官网:github.com/rbgirshick/fast-rcnn
结合博客:blog.csdn.net/samylee/article/details/50965935
注意:Fast RCNN的github代码已经不再进行维护了,更新的工作请看Faster RCNN的网站
但是此处仅仅是为了熟悉一下Fast RCNN
此处先严格按照官网的步骤来:
1、Clone the Fast R-CNN repository
# Make sure to clone with --recursive
git clone --recursive https://github.com/rbgirshick/fast-rcnn.git\
2、Build the Cython modules
cd $FRCN_ROOT/lib
make
3、Build Caffe and pycaffe
cd $FRCN_ROOT/caffe-fast-rcnn
# Now follow the Caffe installation instructions here:
# http://caffe.berkeleyvision.org/installation.html
# If you're experienced with Caffe and have all of the requirements installed
# and your Makefile.config in place, then simply do:
make -j8 && make pycaffe
注意:make -j8 #反正由于cudnn版本的问题,还是会有一些问题,解决方法:blog.csdn.net/u011070171/article/details/52399317中的差不多的替换文件即可类似的去解决
4、Download pre-computed Fast R-CNN detectors
cd $FRCN_ROOT
./data/scripts/fetch_fast_rcnn_models.sh
#下载模型,注意以下命令几乎非常慢,用下载网址:(链接:pan.baidu.com/s/1pJVburD 密码:11m0)可以下载fetch_fast_rcnn_models
downloading...
…
…
看./tools/demo.py
结论:
(1)为了避免不必要的麻烦,什么该放在什么文件夹下都应该遵守,否则容易出错,也浪费时间去找。

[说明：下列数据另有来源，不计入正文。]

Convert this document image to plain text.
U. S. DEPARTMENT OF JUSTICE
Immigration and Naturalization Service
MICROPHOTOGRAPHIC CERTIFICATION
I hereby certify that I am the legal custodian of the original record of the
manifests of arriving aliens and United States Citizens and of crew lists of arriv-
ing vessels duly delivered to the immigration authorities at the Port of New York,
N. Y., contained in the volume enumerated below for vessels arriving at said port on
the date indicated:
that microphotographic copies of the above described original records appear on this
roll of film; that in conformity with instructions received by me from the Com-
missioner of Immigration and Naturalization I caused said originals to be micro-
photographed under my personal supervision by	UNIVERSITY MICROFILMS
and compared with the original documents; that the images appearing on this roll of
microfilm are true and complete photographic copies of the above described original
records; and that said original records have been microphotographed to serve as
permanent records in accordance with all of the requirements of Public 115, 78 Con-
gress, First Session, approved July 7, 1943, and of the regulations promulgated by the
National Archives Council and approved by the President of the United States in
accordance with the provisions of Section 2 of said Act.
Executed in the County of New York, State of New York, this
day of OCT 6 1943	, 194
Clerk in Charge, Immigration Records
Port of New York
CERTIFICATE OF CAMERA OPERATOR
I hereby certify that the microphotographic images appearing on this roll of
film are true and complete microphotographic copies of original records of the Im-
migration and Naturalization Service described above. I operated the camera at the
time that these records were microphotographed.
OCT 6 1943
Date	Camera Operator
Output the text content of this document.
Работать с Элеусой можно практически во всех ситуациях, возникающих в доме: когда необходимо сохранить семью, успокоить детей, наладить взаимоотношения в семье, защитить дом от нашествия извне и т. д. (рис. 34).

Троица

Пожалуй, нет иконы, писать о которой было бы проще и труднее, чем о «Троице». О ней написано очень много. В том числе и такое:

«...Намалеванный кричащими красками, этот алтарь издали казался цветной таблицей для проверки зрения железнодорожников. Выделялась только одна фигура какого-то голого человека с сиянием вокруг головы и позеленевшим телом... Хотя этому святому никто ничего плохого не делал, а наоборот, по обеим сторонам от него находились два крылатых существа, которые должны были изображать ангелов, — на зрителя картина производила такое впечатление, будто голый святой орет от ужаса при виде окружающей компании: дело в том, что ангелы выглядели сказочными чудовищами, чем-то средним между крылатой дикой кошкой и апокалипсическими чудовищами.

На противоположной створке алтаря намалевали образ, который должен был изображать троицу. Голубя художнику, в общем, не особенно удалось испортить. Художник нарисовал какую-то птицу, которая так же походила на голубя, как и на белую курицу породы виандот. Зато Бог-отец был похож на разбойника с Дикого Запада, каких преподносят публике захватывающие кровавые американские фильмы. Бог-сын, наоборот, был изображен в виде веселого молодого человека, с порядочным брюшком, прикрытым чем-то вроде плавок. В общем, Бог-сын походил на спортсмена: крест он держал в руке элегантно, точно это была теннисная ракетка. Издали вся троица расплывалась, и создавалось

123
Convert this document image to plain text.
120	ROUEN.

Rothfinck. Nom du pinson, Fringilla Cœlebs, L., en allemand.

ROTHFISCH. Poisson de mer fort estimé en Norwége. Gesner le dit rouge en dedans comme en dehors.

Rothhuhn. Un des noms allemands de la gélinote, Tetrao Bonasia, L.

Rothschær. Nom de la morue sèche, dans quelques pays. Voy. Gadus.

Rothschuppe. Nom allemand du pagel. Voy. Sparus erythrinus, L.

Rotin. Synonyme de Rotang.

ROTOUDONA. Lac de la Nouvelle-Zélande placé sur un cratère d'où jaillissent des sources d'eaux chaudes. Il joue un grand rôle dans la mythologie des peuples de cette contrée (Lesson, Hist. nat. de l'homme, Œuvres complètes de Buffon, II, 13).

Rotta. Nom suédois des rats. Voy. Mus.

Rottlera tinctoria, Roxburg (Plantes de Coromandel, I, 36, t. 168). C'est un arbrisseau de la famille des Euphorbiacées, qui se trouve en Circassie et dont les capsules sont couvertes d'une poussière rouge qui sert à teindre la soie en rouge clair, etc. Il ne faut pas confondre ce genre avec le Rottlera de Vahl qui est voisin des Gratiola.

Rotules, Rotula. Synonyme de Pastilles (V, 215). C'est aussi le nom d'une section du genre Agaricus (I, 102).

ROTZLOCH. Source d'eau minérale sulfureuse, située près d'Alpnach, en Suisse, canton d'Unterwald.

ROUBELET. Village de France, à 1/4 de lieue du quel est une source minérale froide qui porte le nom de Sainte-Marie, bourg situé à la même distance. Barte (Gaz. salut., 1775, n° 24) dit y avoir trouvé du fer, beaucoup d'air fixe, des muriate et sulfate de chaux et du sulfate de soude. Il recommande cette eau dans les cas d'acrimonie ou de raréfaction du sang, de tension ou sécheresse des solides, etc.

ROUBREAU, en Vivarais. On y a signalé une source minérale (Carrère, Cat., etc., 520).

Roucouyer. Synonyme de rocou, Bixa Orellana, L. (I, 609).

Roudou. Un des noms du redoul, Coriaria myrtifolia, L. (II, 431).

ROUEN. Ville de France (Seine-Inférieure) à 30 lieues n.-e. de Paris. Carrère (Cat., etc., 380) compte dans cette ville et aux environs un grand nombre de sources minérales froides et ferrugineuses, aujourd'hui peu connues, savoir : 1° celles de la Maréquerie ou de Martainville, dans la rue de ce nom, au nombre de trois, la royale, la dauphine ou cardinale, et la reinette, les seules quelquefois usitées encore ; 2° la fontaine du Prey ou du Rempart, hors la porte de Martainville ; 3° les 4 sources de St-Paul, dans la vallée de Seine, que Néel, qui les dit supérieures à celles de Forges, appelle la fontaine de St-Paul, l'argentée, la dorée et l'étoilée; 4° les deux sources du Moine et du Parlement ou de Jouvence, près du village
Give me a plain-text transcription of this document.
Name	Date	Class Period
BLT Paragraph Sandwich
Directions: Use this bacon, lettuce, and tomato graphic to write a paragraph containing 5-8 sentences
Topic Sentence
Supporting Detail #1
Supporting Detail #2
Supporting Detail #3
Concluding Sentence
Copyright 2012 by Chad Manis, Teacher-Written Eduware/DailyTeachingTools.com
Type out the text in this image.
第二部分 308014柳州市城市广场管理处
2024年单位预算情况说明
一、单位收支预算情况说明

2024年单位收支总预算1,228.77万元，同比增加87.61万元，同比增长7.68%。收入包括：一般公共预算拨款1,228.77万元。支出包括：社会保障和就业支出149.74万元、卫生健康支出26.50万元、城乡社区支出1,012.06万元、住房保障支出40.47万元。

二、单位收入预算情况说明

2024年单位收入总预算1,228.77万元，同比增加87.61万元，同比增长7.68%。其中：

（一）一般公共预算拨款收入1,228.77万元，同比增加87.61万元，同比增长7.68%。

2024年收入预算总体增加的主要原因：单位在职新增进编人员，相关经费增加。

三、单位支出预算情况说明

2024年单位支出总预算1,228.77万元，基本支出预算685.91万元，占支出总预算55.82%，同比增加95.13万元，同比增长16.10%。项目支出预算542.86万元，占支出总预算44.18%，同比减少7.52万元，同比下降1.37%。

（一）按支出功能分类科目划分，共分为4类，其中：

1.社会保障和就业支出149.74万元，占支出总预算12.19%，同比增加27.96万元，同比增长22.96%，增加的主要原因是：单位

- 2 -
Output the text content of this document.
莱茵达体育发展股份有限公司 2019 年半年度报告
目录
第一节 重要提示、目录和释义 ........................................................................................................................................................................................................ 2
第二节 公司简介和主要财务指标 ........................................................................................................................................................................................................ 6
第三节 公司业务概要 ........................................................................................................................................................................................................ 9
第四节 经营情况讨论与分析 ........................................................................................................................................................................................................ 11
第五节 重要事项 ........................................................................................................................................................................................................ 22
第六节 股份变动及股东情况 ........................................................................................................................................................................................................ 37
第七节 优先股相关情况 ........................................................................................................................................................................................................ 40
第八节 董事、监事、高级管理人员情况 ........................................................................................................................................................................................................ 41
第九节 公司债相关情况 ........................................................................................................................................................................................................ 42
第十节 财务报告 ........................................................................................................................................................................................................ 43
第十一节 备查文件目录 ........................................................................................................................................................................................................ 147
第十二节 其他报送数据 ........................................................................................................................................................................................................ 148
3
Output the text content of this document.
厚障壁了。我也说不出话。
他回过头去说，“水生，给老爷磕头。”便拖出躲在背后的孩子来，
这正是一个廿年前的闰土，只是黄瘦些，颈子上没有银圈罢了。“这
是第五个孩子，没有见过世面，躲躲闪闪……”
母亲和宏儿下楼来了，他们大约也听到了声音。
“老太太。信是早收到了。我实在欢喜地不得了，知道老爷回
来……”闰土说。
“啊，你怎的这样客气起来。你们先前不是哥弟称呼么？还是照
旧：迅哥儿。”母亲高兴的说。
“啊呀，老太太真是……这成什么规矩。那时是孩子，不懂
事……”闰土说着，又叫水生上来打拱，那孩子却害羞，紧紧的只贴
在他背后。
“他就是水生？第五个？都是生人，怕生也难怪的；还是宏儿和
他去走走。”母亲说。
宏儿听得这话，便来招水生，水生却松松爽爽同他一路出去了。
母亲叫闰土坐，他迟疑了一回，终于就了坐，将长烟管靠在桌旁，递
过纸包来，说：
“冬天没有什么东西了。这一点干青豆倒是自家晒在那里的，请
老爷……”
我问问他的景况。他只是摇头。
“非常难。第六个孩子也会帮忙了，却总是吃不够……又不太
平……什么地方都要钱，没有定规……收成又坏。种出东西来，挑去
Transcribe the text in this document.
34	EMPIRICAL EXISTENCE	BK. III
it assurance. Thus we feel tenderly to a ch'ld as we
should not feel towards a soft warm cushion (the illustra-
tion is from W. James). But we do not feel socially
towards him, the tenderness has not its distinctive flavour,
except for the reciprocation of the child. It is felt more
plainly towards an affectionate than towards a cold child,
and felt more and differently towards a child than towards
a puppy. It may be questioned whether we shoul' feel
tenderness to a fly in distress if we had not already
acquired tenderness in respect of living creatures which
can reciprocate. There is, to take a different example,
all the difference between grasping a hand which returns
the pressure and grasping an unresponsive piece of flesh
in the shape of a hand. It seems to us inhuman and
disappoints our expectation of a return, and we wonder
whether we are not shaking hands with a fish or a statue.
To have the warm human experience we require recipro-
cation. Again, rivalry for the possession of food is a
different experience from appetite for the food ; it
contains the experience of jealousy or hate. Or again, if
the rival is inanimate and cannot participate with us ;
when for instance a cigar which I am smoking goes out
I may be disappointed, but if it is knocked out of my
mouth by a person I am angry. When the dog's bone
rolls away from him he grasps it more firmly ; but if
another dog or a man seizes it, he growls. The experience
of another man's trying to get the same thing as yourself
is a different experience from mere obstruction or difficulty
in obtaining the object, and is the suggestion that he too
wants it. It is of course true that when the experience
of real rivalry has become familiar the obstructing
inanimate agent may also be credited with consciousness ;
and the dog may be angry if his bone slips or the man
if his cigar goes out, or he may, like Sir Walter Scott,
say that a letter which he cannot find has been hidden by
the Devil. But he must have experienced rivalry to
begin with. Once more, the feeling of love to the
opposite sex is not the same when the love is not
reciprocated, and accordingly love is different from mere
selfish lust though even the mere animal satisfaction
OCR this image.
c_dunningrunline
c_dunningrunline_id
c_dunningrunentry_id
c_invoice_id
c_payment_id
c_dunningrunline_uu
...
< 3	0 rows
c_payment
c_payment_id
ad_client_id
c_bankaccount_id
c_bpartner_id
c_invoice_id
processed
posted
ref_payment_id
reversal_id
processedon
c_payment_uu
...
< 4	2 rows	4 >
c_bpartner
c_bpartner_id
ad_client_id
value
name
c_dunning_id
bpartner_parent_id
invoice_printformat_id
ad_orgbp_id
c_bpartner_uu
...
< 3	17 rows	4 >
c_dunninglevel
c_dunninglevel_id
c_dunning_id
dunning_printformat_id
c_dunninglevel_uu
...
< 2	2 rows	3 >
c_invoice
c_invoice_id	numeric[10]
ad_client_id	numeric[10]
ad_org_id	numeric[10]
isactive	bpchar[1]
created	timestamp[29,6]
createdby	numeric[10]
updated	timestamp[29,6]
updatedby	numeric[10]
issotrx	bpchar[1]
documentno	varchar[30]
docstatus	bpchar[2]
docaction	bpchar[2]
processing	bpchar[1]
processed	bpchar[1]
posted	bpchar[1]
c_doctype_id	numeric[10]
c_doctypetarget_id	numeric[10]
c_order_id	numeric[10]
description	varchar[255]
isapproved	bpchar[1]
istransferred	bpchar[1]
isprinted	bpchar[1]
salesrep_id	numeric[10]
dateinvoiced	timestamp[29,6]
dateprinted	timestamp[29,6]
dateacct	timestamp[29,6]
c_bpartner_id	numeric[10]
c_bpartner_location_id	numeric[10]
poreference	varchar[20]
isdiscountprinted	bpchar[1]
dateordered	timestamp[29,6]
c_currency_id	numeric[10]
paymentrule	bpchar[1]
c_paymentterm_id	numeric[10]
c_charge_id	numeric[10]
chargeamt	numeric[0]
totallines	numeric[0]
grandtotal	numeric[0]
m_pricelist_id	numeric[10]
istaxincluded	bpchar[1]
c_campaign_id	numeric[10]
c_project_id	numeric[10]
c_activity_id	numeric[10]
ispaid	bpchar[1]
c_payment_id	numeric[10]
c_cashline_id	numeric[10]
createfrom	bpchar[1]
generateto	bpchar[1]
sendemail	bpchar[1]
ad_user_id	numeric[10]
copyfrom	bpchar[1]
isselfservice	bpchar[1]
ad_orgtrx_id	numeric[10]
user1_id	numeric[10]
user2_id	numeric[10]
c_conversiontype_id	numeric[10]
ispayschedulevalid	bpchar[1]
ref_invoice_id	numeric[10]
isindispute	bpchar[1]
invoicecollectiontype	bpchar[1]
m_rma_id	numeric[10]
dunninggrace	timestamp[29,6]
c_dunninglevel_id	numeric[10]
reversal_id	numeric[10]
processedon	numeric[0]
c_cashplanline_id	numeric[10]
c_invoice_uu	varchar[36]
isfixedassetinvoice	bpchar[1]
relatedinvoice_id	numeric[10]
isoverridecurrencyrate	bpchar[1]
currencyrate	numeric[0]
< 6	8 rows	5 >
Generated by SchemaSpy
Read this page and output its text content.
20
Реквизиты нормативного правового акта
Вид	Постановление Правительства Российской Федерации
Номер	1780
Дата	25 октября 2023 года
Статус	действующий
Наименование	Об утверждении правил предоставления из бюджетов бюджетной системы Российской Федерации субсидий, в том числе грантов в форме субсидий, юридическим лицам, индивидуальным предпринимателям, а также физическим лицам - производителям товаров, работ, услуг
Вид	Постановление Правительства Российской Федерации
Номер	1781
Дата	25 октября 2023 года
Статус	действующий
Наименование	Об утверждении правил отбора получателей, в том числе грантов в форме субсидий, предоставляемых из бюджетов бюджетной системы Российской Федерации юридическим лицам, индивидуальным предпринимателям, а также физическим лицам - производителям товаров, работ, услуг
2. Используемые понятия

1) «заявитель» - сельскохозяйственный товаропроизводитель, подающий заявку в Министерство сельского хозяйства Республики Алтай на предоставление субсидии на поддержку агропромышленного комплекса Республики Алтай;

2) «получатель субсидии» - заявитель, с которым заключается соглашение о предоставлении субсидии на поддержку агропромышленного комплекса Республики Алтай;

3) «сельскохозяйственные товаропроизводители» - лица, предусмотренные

(2)果然事先每一张图片的proposals信息都是记录好的,比如说:~/vision/fast-rcnn/data/demo/000004_boxes.mat,每行对应有4个值,应该是位置信息;
(3)scores, boxes = im_detect(net, im, obj_proposals),网络检测结束之后,返回的是 scores, boxes两个张量,解析如下代码:
CONF_THRESH = 0.8 #应该是在非极大值抑制之前,选择要保留下来的框
NMS_THRESH = 0.3 #非极大值抑制的阀值
for cls in classes: #针对每一类做nms
cls_ind = CLASSES.index(cls) #背景对应的 cls_ind = 0
cls_boxes = boxes[:, 4*cls_ind:4*(cls_ind + 1)] #所以boxes的格式应该是N×(4×(k+1)),N是proposals的个数
#下面几行就是非极大值抑制了
cls_scores = scores[:, cls_ind]
keep = np.where(cls_scores >= CONF_THRESH)[0]
cls_boxes = cls_boxes[keep, :]
cls_scores = cls_scores[keep]
dets = np.hstack((cls_boxes,
cls_scores[:, np.newaxis])).astype(np.float32)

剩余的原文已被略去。